Chão de giz

Você veio me ver. "Vim te ver", disse. Como se fosse a coisa mais normal do mundo. Fala sério. Quem te deu permissão para sair e entrar na vida dos outros como se fosse um trem qualquer? O que te faz pensar que tem o direito de pigarrear alto bem na minha frente? Com esse olhar de quem finge que tá nem aí – só que tá super aí. Eu finjo que não ligo – só que ligo sem parar. Tipo telemarketing. 

Eu me apaixonei por você como quem se apaixona por um livro novo-velho. Aqueles que a gente compra e, de primeira vista, não para de pensar nele: "vou ler, vou ler!". Aí, abandona na estante pela correria. E só então, passados uns 3 anos que pega nas mãos e se apaixona de vez. Você foi assim, entende, menino-do-nome-bonito? Tipo um livro. No sofá, na cama, na mesa do escritório… Todos os lugares eu te levava. Ou queria te levar. Vejo um fio de cabelo branco e penso que esse, ainda não me conhece. Preciso me apresentar. 

O problema foi que você não acompanhou muito meu ritmo. Deve estar ficando velho, penso. Meio desiludido entre as cinzas e os copos. Nós fomos demorados e então repentinos. Simples assim. O tempo de apenas um cigarro. Tipo aquela música do Zé Ramalho, que cabe aqui e na sala de estar. Sobrou eu e o chão de giz. Acabou sendo tão pra frente que ficou pra trás. A única solução era o pecado de te deixar de molho. Isso te deixa triste? Me fala, então – o que você mudaria se pudesse resgatar aquela noite? Você abriria a porta do carro ou seguraria meu cabelo? Se tivesse uma máquina do tempo, iria acordar no dia seguinte e me ligar 300 vezes – só para me chamar para mais um almoço e me ganhar de vez? Tenho minhas dúvidas. E aquela maratona que prendeu a gente em casa?
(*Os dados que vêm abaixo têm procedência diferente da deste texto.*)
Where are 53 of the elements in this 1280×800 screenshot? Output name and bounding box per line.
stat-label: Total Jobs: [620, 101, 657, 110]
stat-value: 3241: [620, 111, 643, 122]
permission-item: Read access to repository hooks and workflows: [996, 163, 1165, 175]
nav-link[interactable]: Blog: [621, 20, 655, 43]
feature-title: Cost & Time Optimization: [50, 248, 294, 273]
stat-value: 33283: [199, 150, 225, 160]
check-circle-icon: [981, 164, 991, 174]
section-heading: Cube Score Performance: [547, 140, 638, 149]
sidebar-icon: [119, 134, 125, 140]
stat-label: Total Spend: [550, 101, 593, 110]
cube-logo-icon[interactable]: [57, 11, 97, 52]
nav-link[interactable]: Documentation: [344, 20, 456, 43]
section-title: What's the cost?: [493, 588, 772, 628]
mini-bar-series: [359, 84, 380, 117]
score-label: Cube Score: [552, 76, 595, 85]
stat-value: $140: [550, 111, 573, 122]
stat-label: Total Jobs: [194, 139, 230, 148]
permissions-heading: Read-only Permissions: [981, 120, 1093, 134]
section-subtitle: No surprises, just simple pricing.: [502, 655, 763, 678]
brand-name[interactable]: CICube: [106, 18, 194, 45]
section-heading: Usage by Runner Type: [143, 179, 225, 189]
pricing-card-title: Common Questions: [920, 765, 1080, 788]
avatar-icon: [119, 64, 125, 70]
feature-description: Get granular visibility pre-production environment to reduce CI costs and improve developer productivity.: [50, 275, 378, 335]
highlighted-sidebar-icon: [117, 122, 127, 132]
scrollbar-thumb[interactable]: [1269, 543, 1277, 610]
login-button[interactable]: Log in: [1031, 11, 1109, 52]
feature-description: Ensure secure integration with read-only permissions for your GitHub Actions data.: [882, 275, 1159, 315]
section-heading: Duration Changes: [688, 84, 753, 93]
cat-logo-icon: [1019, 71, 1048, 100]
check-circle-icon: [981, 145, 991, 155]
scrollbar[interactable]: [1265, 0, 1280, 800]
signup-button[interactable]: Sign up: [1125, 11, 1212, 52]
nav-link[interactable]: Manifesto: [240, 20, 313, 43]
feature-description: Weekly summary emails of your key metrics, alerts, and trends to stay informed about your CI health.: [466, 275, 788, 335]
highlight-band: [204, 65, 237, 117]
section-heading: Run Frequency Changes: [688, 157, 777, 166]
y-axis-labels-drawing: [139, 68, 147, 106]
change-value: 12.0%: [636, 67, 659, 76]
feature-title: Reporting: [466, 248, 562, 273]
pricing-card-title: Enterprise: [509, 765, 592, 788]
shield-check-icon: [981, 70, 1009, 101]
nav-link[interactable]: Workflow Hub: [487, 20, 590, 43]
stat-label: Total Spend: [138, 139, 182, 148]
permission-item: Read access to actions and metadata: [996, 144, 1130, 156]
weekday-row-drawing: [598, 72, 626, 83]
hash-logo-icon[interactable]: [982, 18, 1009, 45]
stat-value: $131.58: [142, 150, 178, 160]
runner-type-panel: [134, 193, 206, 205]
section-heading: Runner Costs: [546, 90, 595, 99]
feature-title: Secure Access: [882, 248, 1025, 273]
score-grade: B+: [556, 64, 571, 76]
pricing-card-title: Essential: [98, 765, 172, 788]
Você queria que ela entrasse em looping? Aí a gente ficaria lá pra sempre. 

O que importa é que você veio me ver. Assim, como quem não quer nada. Agora, eu estou olhando para o cabelo branco. Agora, você está olhando para a minha boca enquanto eu falo besteira para puxar assunto. Agora, você percebeu que solidão não é estar sozinho, mas, estar com qualquer pessoa que não seja eu.